The style in which you deliver your message is easy to understand, therefore making the content easy to apply. From the tips on money management, to personal image, to duality, your book covers the incredibly broad spectrum of issues we're constantly faced with on the day-to-day. Your conversational prose makes me feel less like I'm pummeling through a mess of words and more like I'm sitting and having a discussion on the many aspects of life in general, and as a single parent. The topics are not marginalized, nor are they blown out of proportion; you simply deliver practical, realistic advice, and that is something I deeply appreciate and have otherwise been unable to find in similar publications. Thank you for creating and making available such a user-friendly and ultimately helpful tool. It is sure to aid any person who downloads it."
--Audrey B., Fort Lauderdale, FL
"Tom,
Since my daughter was born I have been a single parent. I've had a lot of difficulty setting goals for myself.. actually, I never really even tried. I've been so wrapped up in all the negativities in life and of how hard it is to raise a child alone.
My mom heard of your book and downloaded it for me. I have to admit that before reading it I was already wanting to write it off, but I was SO wrong! I've been in a rut for two years, and reading the book and doing the exercises have changed everything.
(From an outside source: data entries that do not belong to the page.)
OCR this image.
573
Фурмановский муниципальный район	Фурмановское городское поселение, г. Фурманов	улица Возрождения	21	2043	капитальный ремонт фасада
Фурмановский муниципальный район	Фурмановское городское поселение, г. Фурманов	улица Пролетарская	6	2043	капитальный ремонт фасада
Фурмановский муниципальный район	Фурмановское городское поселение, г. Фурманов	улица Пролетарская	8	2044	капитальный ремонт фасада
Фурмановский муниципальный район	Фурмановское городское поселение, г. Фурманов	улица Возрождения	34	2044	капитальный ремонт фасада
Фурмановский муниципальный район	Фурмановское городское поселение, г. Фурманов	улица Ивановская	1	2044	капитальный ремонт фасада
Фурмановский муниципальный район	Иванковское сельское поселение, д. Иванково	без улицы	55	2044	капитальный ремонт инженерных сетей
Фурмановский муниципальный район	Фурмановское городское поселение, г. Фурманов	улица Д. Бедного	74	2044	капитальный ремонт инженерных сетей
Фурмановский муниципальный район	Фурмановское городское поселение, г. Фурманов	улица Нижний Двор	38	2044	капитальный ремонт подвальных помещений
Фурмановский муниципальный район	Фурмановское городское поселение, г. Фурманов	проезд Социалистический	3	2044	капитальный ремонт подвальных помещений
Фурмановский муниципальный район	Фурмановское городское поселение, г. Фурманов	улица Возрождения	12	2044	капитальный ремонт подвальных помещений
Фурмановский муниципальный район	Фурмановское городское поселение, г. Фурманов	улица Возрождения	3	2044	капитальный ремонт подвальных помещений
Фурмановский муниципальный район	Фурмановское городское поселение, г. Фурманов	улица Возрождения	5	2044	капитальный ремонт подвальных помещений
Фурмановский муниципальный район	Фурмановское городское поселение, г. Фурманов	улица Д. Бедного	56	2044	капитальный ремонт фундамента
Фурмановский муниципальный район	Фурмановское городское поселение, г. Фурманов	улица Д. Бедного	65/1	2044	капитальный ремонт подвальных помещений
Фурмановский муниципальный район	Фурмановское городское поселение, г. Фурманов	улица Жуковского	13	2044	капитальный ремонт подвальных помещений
I especially love the part about transmutation. I finally started setting goals for myself and actually reaching them. The dating advice was awesome too. I realize it's ok to be picky, and though I haven't found a Mr. Right yet I've been able to go out and talk to and have a nice time with men... and I even have my first date in nearly three years coming up this weekend.
Your book has helped me to stop behaving like a victim and to actually enjoy the world around me. I feel better than ever, and have a brand new respect for the happiness living can bring, even for a single mom. Thank you for helping me find some inspiration!"
--Marisa, Ames, IA
"Bubbles! Tom, you are a life saver! My daughter was 'passed around' between myself, my ex, and three sets of grandparents for a few months while things were still a little rough after the big break-up. Of course we all had a different set of rules and boundaries for her, and this caused a lot of confusion.. and LOTS of fits. Things finally calmed and I was awarded custody, but the tantrums remained and were unbearable, and I was completely powerless to deal with them. Desperate, I searched for help and found your book.
I stopped with bullying and started with bubbles, and evolved to utilize your tips for dealing with these outbursts; and now we are able to get through the (now rare) tantrums in a mature manner and actually resolve problems as they occur. We are much closer now than we have ever been, and it's an amazing confidence boost for both of us.
Your book has also helped me develop not only into a better parent, but into a better person. I realize now how important it is for me to be on top of my personal game if I'm going to be at all successful with my daughter. There are so many practical ideas to help a person achieve greater and greater possibilites. I really hope others gain as much as I have from your book. It's a great success. Thanks!"